Come scatta questo meccanismo?

Quali sono le origini della discriminazione razziale, dell'antisemitismo e dell'odio per l'altro? Secondo gli psicologi il razzismo è un fenomeno sociale che cresce all'interno dell'interazione con l'altro e presuppone una percezione di superiorità del proprio gruppo rispetto ad un altro. In tal senso il concetto di Sé (il concetto di chi siamo) non contiene solo un'identità personale (la nostra percezione degli attributi e atteggiamenti personali), ma anche un'identità sociale (Chen et al, 2006).

Di conseguenza l'uomo tende a:

-categorizzare: trovare utile inserire le persone, comprese se stesse, in categorie; 

-identificare: associare se stessi a certi gruppi (ingroup);

-confrontare: mettere in confronto il proprio gruppo con altri gruppi (outgroup).

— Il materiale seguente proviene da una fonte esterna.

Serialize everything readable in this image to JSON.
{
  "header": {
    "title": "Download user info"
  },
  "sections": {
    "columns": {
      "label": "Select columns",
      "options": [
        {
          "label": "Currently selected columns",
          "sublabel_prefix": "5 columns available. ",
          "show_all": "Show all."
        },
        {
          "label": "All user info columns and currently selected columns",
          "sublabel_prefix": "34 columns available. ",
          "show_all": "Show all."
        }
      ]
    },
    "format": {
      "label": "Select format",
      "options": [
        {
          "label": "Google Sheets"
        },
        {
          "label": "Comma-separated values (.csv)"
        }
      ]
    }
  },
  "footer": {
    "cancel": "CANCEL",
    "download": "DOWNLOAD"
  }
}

Numerosi studi di psicologia sociale hanno dimostrato che, separando in due gruppi persone che non si conoscono, la maggioranza tende a favorire i membri del proprio gruppo, anche senza interagire, per esempio attribuendo loro un punteggio leggermente più alto. Inoltre, i gruppi più in alto nella gerarchia sociale discriminano maggiormente quelli più in basso, che a loro volta possono interiorizzare la discriminazione. Il meccanismo di favoritismo per l'endogruppo si osserva a tutti i livelli: nella rivalità tra i quartieri di una città (specialmente tra i tifosi di calcio), tra villaggi, città e Paesi vicini ecc. 

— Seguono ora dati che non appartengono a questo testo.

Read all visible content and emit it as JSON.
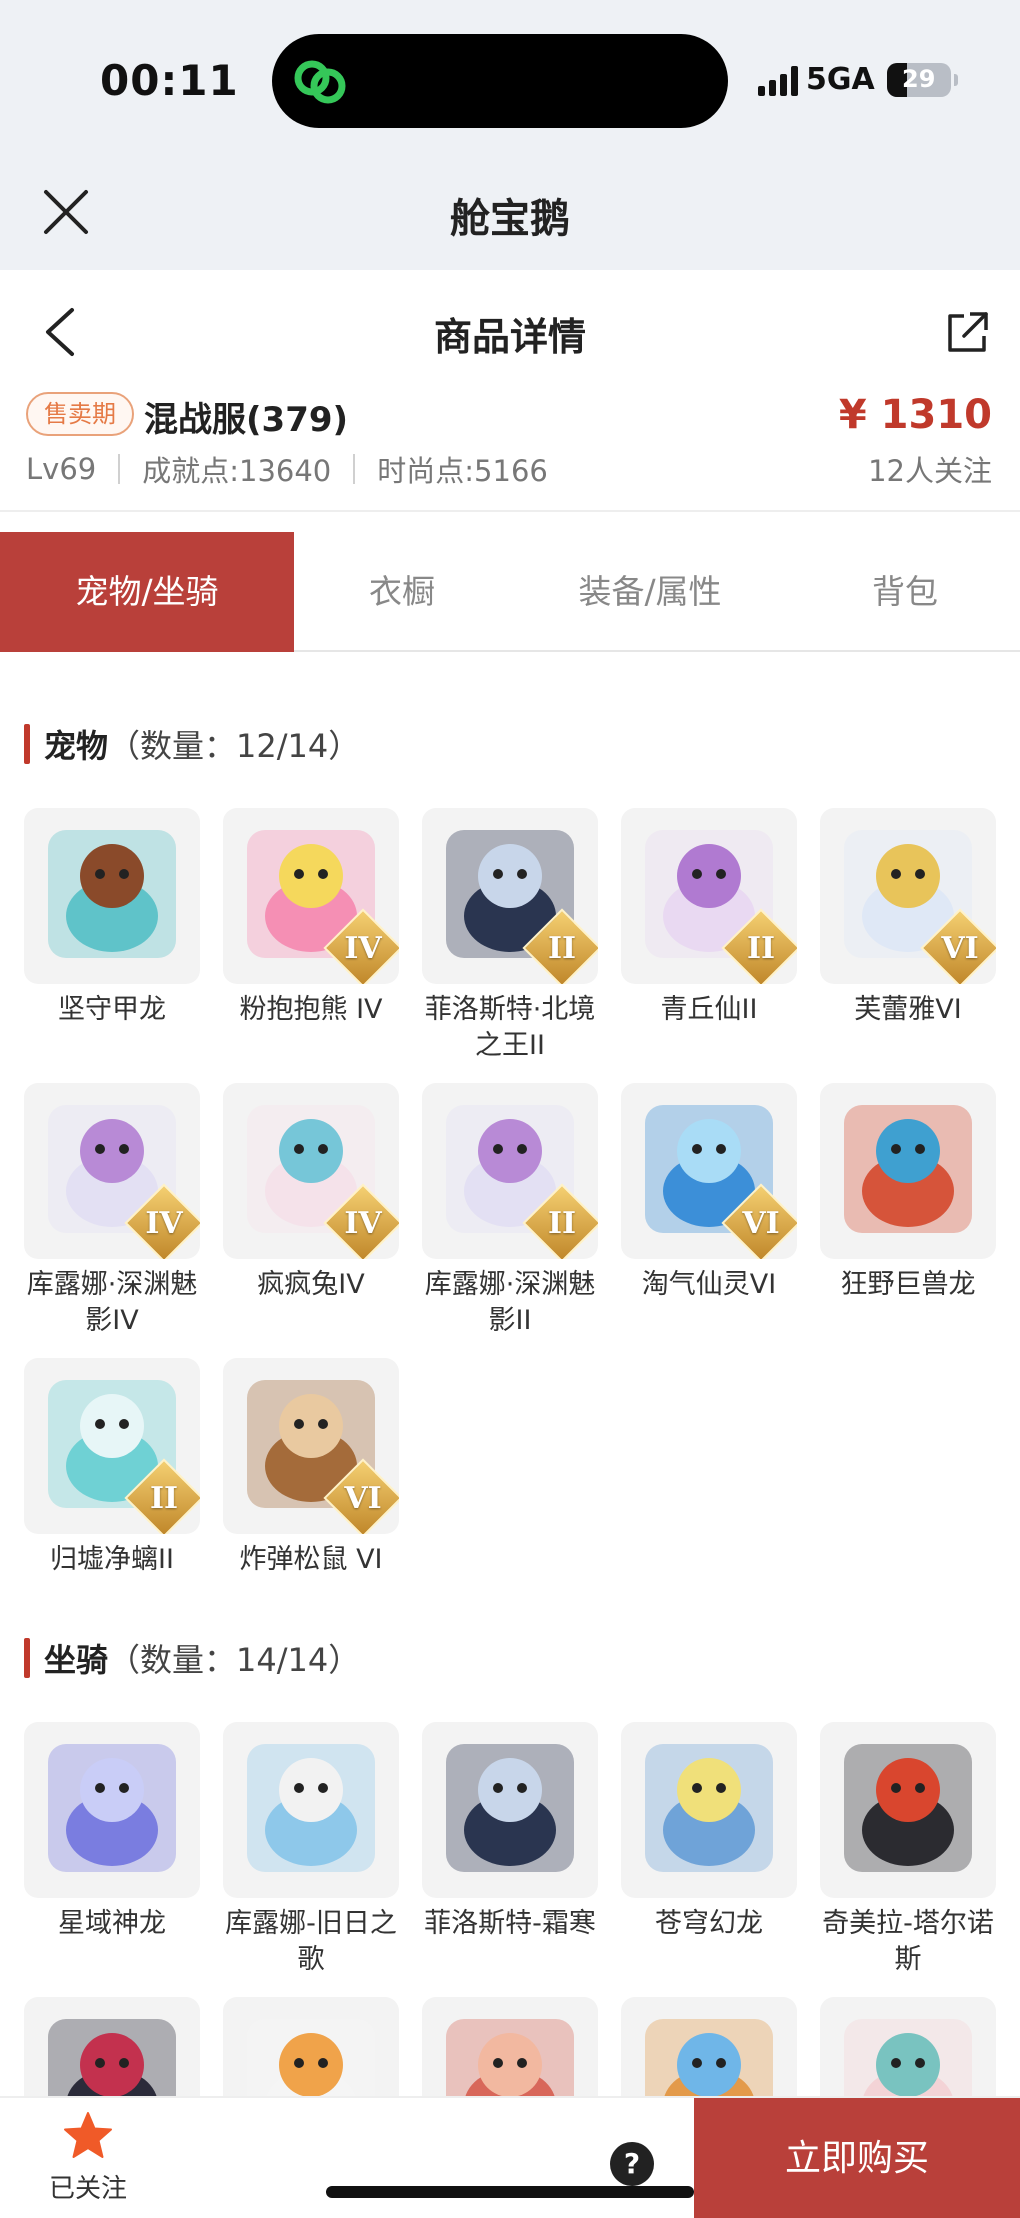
{
  "status": {
    "time": "00:11",
    "network": "5GA",
    "battery": "29"
  },
  "app": {
    "title": "舱宝鹅"
  },
  "page": {
    "title": "商品详情"
  },
  "product": {
    "badge": "售卖期",
    "server": "混战服(379)",
    "price": "¥ 1310",
    "level": "Lv69",
    "achievement": "成就点:13640",
    "fashion": "时尚点:5166",
    "followers": "12人关注"
  },
  "tabs": [
    {
      "label": "宠物/坐骑",
      "active": true
    },
    {
      "label": "衣橱"
    },
    {
      "label": "装备/属性"
    },
    {
      "label": "背包"
    }
  ],
  "pets": {
    "name": "宠物",
    "count": "（数量：12/14）",
    "items": [
      {
        "name": "坚守甲龙",
        "rank": "",
        "icon": "armored-dragon-icon"
      },
      {
        "name": "粉抱抱熊 IV",
        "rank": "IV",
        "icon": "pink-bear-icon"
      },
      {
        "name": "菲洛斯特·北境之王II",
        "rank": "II",
        "icon": "ice-king-icon"
      },
      {
        "name": "青丘仙II",
        "rank": "II",
        "icon": "fox-fairy-icon"
      },
      {
        "name": "芙蕾雅VI",
        "rank": "VI",
        "icon": "freya-icon"
      },
      {
        "name": "库露娜·深渊魅影IV",
        "rank": "IV",
        "icon": "kuluna-abyss-icon"
      },
      {
        "name": "疯疯兔IV",
        "rank": "IV",
        "icon": "crazy-rabbit-icon"
      },
      {
        "name": "库露娜·深渊魅影II",
        "rank": "II",
        "icon": "kuluna-abyss-icon"
      },
      {
        "name": "淘气仙灵VI",
        "rank": "VI",
        "icon": "naughty-sprite-icon"
      },
      {
        "name": "狂野巨兽龙",
        "rank": "",
        "icon": "wild-beast-dragon-icon"
      },
      {
        "name": "归墟净螭II",
        "rank": "II",
        "icon": "water-dragon-icon"
      },
      {
        "name": "炸弹松鼠 VI",
        "rank": "VI",
        "icon": "bomb-squirrel-icon"
      }
    ]
  },
  "mounts": {
    "name": "坐骑",
    "count": "（数量：14/14）",
    "items": [
      {
        "name": "星域神龙",
        "icon": "star-dragon-icon"
      },
      {
        "name": "库露娜-旧日之歌",
        "icon": "kuluna-song-icon"
      },
      {
        "name": "菲洛斯特-霜寒",
        "icon": "frost-king-icon"
      },
      {
        "name": "苍穹幻龙",
        "icon": "sky-dragon-icon"
      },
      {
        "name": "奇美拉-塔尔诺斯",
        "icon": "chimera-icon"
      },
      {
        "name": "",
        "icon": "dark-dragon-icon"
      },
      {
        "name": "",
        "icon": "flame-arch-icon"
      },
      {
        "name": "",
        "icon": "red-lizard-icon"
      },
      {
        "name": "",
        "icon": "pilot-dog-icon"
      },
      {
        "name": "",
        "icon": "lion-dance-icon"
      }
    ]
  },
  "bottom": {
    "follow_label": "已关注",
    "help": "?",
    "buy_label": "立即购买"
  },
  "colors": {
    "accent": "#b9403a",
    "price": "#c0392b",
    "badge": "#e57a46",
    "star": "#f05a28"
  }
}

In tal senso il concetto stesso di razzismo prevede che vi sia un gruppo al quale appartenere in opposizione ad un altro. Quando emerge il conflitto tra gruppi il fenomeno del razzismo si radicalizza ed aumenta fino ad amplificare lo scontro all'ennesima potenza. Solitamente l'idea di razzismo non nasce in un individuo solo, ma all'interno di un gruppo insieme all'estremizzazione del concetto di appartenenza come esclusiva e non inclusiva. Quando questo gruppo si propone in maniera oppositiva nei confronti di un altro gruppo allora il razzismo si radicalizza fino ad arrivare alle conseguenze gravi che conosciamo.

Le basi psicologiche e sociali del razzismo sono profondamente radicate nei nostri modi “normali” di pensare e di comportarci. Tutti i meccanismi psicologici sottostanti, ossia categorizzazione sociale, stereotipi e meccanismo di favoritismo per l'endogruppo, anche se appresi culturalmente, sono stati sviluppati per sopravvivere in un mondo ostile nel corso di migliaia di anni in cui gli esseri umani sono stati cacciatori (la solidarietà endogruppo e l'odio esogruppo sono d'altronde comportamenti di branco rilevabili in molti animali sociali) ed è facile intuire come costituiscano le basi del razzismo.

Tuttavia, per quanto siano il risultato di processi lunghi e difficili da modificare e costituiscano un terreno scivoloso per la nostra mente e il nostro comportamento sociale, come si può troppo facilmente osservare in Internet, dove sono coperti dall'anonimato, la ricerca mostra che attraverso l'educazione e la riflessione consapevole è possibile combatterli.

Per esempio, è possibile incoraggiare le persone a “ricategorizzare” il proprio endogruppo pensando se stesse non soltanto come cittadine di un determinato Paese, bensì come esseri umani, oppure “decategorizzare” o “individualizzare” le persone e constatare che tutti i membri di un gruppo sono diversi, contrariamente a ciò che la categorizzazione e gli stereotipi inducono a pensare (Wagner-Egger, 2015).

Infine, gli aspetti automatici e impliciti degli stereotipi e del razzismo possono essere combattuti con una delle più potenti scoperte umane: la conoscenza. Scoprendo l'esistenza di questi processi, possiamo inibirli consapevolmente, combatterli nei nostri ragionamenti quotidiani e incoraggiare gli altri a fare altrettanto attraverso un lavoro di sensibilizzazione.